中伏天里,日头爷儿如火如荼,魏长庚就在魏石寨的帮扶下,来到河湾的一处浅水滩,脱了衣服,身子竟然如一尊泥雕,枯瘦干瘪,脊背弯似犁辕,背上腿上的伤疤赫然入目。魏石寨搀扶大伯慢慢走进水边,把水轻轻撩在大伯的身上,那水就顺了魏长庚肌肤上的沟沟壑壑漫流下来。大伯吸吸溜溜,似有些怕冷,又有些嫌怪,尽显着笨拙与脚下没根儿,渐渐浸入水中,干柴棒般的手,在同样干枯的身上不停地揉搓着。

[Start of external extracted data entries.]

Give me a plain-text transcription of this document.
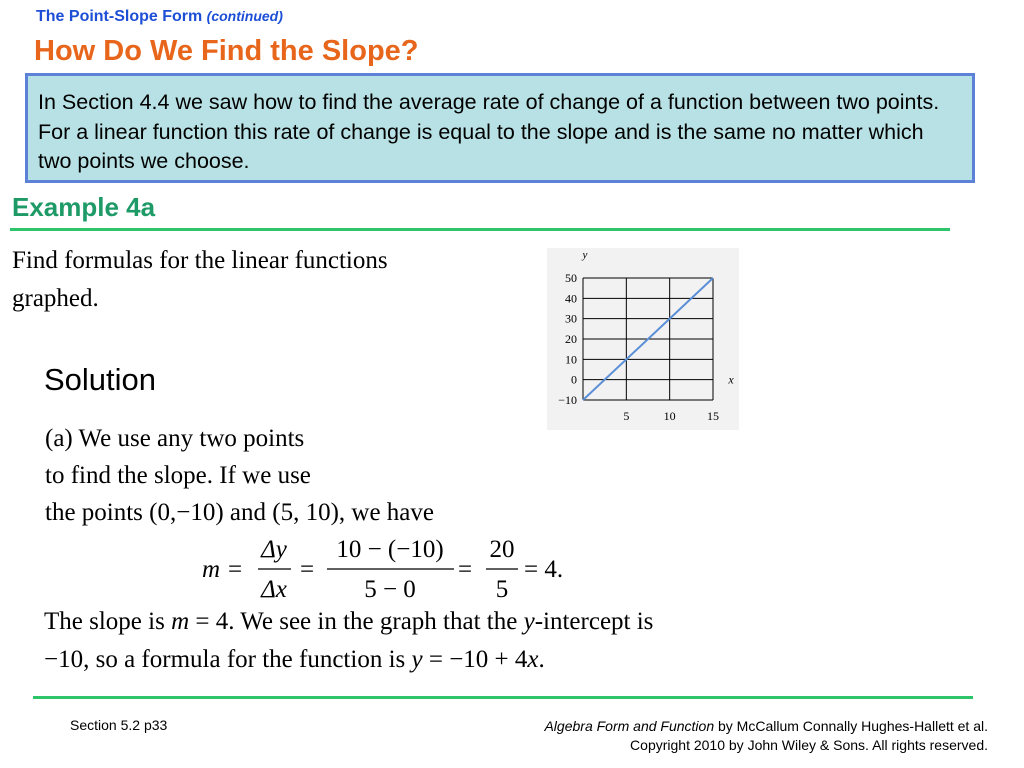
The Point-Slope Form (continued)
How Do We Find the Slope?
In Section 4.4 we saw how to find the average rate of change of a function between two points. For a linear function this rate of change is equal to the slope and is the same no matter which two points we choose.
Example 4a
Find formulas for the linear functions graphed.
−10
0
10
20
30
40
50
5	10	15
y
x
Solution
(a) We use any two points
to find the slope. If we use
the points (0,−10) and (5, 10), we have
m =
Δy
Δx
=
10 − (−10)
5 − 0
=
20
5
= 4.
The slope is m = 4. We see in the graph that the y-intercept is
−10, so a formula for the function is y = −10 + 4x.
Section 5.2 p33	Algebra Form and Function by McCallum Connally Hughes-Hallett et al.
Copyright 2010 by John Wiley & Sons. All rights reserved.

日光灼灼,山风飒飒,水流潺潺,燕子在高空里盘旋,蜻蜓在水面上飞来飞去,时而点一下水,时而悬停在空里,时而又栖落在花草上。水面上的水蜘蛛四只长腿或六只长腿呈放射状支撑着中间娇小的身体,踩在水面上,如履平地,游离于人的四周,于水面上来去自由,或急速滑行,或追逐嬉戏,或静止不动。几只虻钻贪婪地扇着翅膀,嗡嗡叫唤着,在魏长庚和魏石寨周边盘旋逗留,以寻找合适的机会,好美美饱餐一顿。然魏石寨除了给大伯搓揉垢甲以外,还不时把手在虻钻贴近飞行的方向扇来扇去,这就使虻钻没有下口的机会。有一阵子,魏石寨给大伯搓得十分投入,觉得脊背上一阵锥子拧样的疼,手就猛拍过去,结果那只绿莹莹的虻钻就滚落水中,尸首随水漂流,魏石寨就骂道:“一不小心就叫你钻了空子!”很是解气地看了那只死去的虻钻,“叫你吃,吃死你!”又用手背过去摸那被叮咬的地方,手上竟沾了红堂堂的血。魏长庚问:“咬出血了?”魏石寨说:“可不是咋,虻钻嘴又尖又长,咬一口顶扎了一锥子哩。”魏长庚说:“今年咱村没有牲畜,不招虻钻。搁往年,咱俩早叫这鬼东西咬死了!”魏石寨说:“这倒是真的,今年咱村没有牛,没有羊,也没有猪,虽说虻钻不多,咱老黄也真是遭了殃了。”就想起自从入夏至今,虻钻总是盯着老黄。被虻钻叮上的老黄用耳朵扇,用尾巴甩,实在不解决问题,他就在地上打个滚儿,把贪嘴的虻钻撵走。有好几回,魏石寨看见老黄身上一下趴了两只虻钻,用手扇扇,纹丝不动,他就一巴掌拍下去,虻钻就一命呜呼了。

洗了个爽快澡,到晚来,凉风习习,星斗满天,林子里夜鸟鸣唱,魏石寨和魏长庚坐在大门楼外的小路上,听收音机。老黄也在一旁蹲坐了,竖着耳朵眯着眼,尽情享受着夏夜的凉爽和惬意。